CHAPTER 3: DIRTY HANDS
POV: Ethan Cole
"You're walking too close to me."
Zara glanced up from where her hand was still looped through my arm. "We're literally just walking."
"You're the daughter of the Chamber of Commerce president and I just walked out of a detention center this morning." I slowed my steps as the hotel entrance came into view, pulling my arm free carefully. "Do you understand how that looks?"
She pouted. Actually pouted, like she was fourteen again and I had told her she couldn't follow the unit on patrol. "Ethan, you're a Five-Star General. You just got promoted by the President himself."
"A Five-Star General on a mission that requires him to keep a very low profile." I gave her a steady look. "Which means no one can see us arriving together. Go in first. I'll follow in a few minutes."
Zara opened her mouth.
I closed it.
Looked at me with the specific expression she reserved for situations where she knew I was right and hated me for it.
"Fine," she said. "But you owe me for this. I made a reservation. I was going to walk in with you and make everyone jealous and you're ruining the whole thing."
"Your life will recover."
"You're impossible." She adjusted the strap of her bag over her shoulder, tipped her chin up with great dignity, and started toward the entrance. I watched her go, already reaching into my jacket for my phone to check the file notes I had pulled up during the drive over.
I almost didn't feel it.
A quick pressure against my cheek, warm and deliberate, gone before I could process it. I turned. Zara was already three steps away, walking with her back to me, the picture of innocence.
"Compensation," she called over her shoulder, without turning around. "For making me walk in alone."
I stood there for a moment.
Then I pressed two fingers to the side of my face, exhaled slowly through my nose, and told myself that this was simply how Zara Quinn operated and there was nothing to be done about it.
I headed for the entrance.
I made it exactly four steps before I heard the voice.
---
"Ethan?"
The word landed like something dropped from a height. I stopped walking and turned.

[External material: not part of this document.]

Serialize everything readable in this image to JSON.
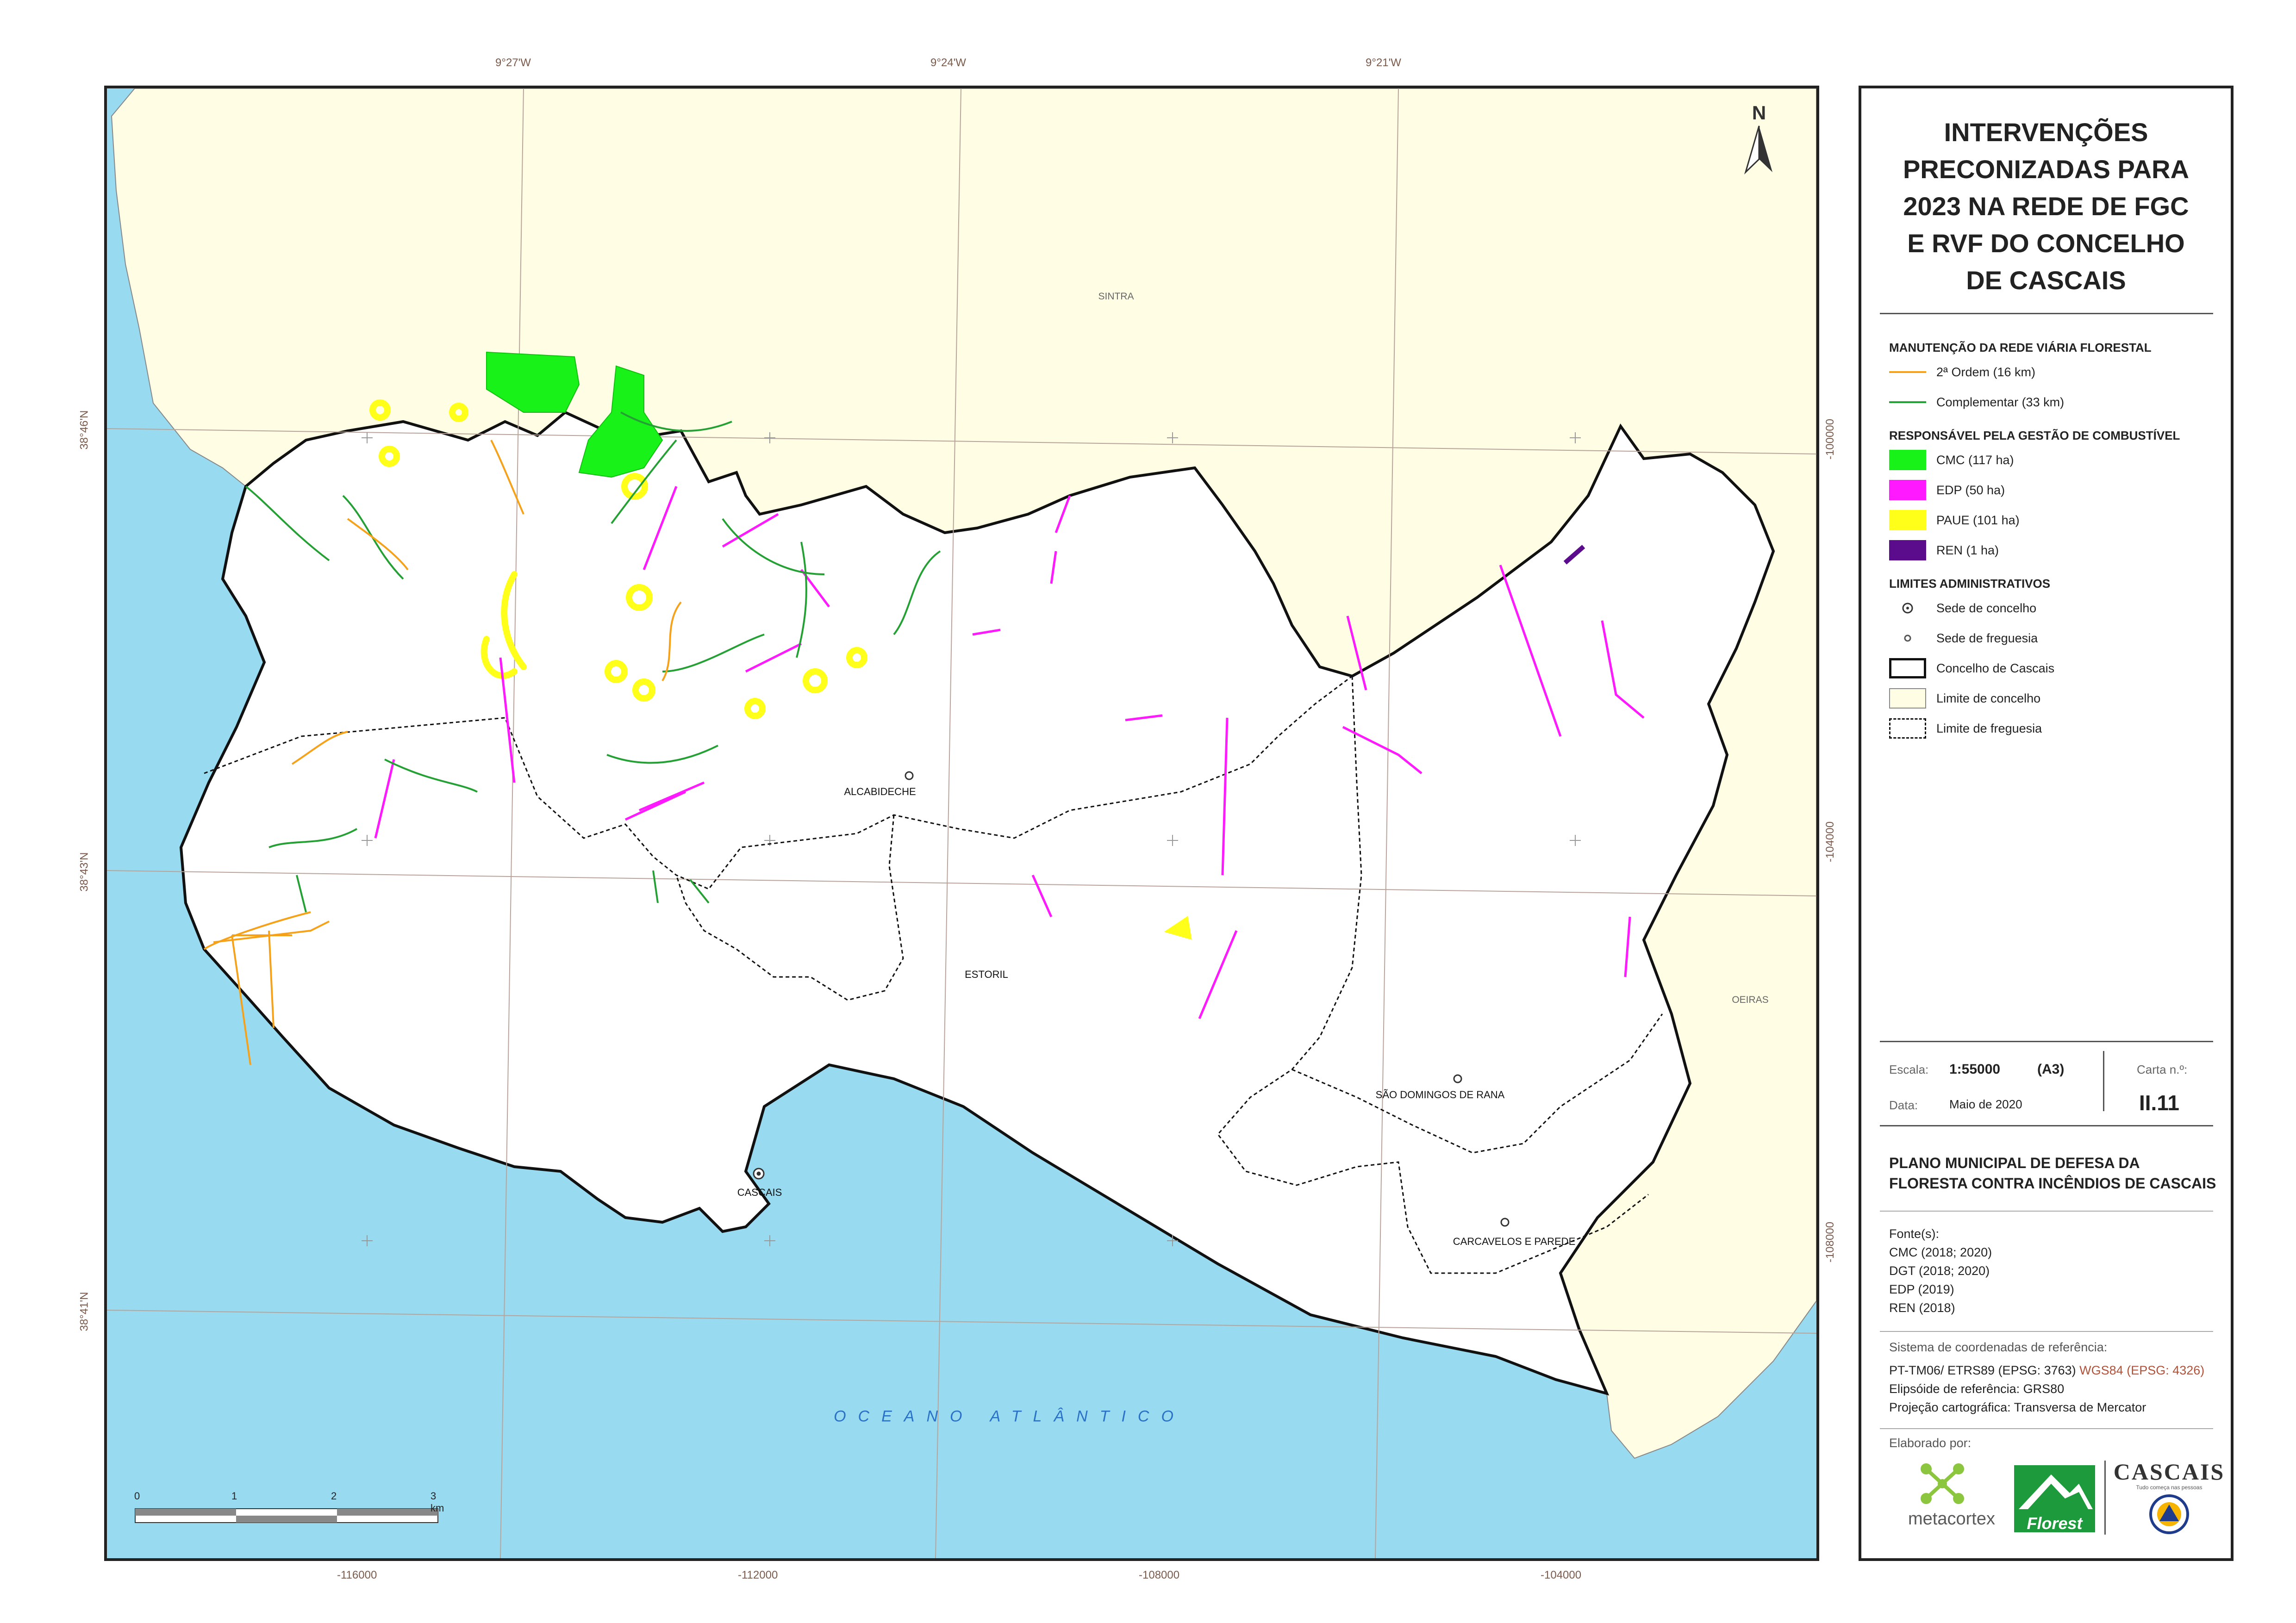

Margaret Shen stood at the foot of the hotel steps with her son beside her, both of them staring at me like I had stepped out of a ghost story. Margaret looked exactly as I remembered, polished and put together in that particular way she had always favored, the kind of appearance that cost a lot of money and was designed to make people forget she hadn't always had it. Tyler stood slightly behind her, hands in his pockets, the same sulk on his face he had worn since the day I met him.
"You're out," Margaret said. Not a greeting. More like an accusation.
"Early release. Good behavior." I kept my voice even.
She blinked, then rearranged her face into something that was attempting to be a smile and not quite getting there. "I see. And the... situation with Vivian? The divorce?"
I looked at her for a moment.
"I signed the papers this morning." I said it simply, without performance. "It's done. There were faults on my side too. Please don't hold it against her."
Margaret's almost-smile curdled at the edges. The warmth she had been constructing, thin as it already was, dropped away entirely. She made a small sound in the back of her throat, something between a scoff and a laugh.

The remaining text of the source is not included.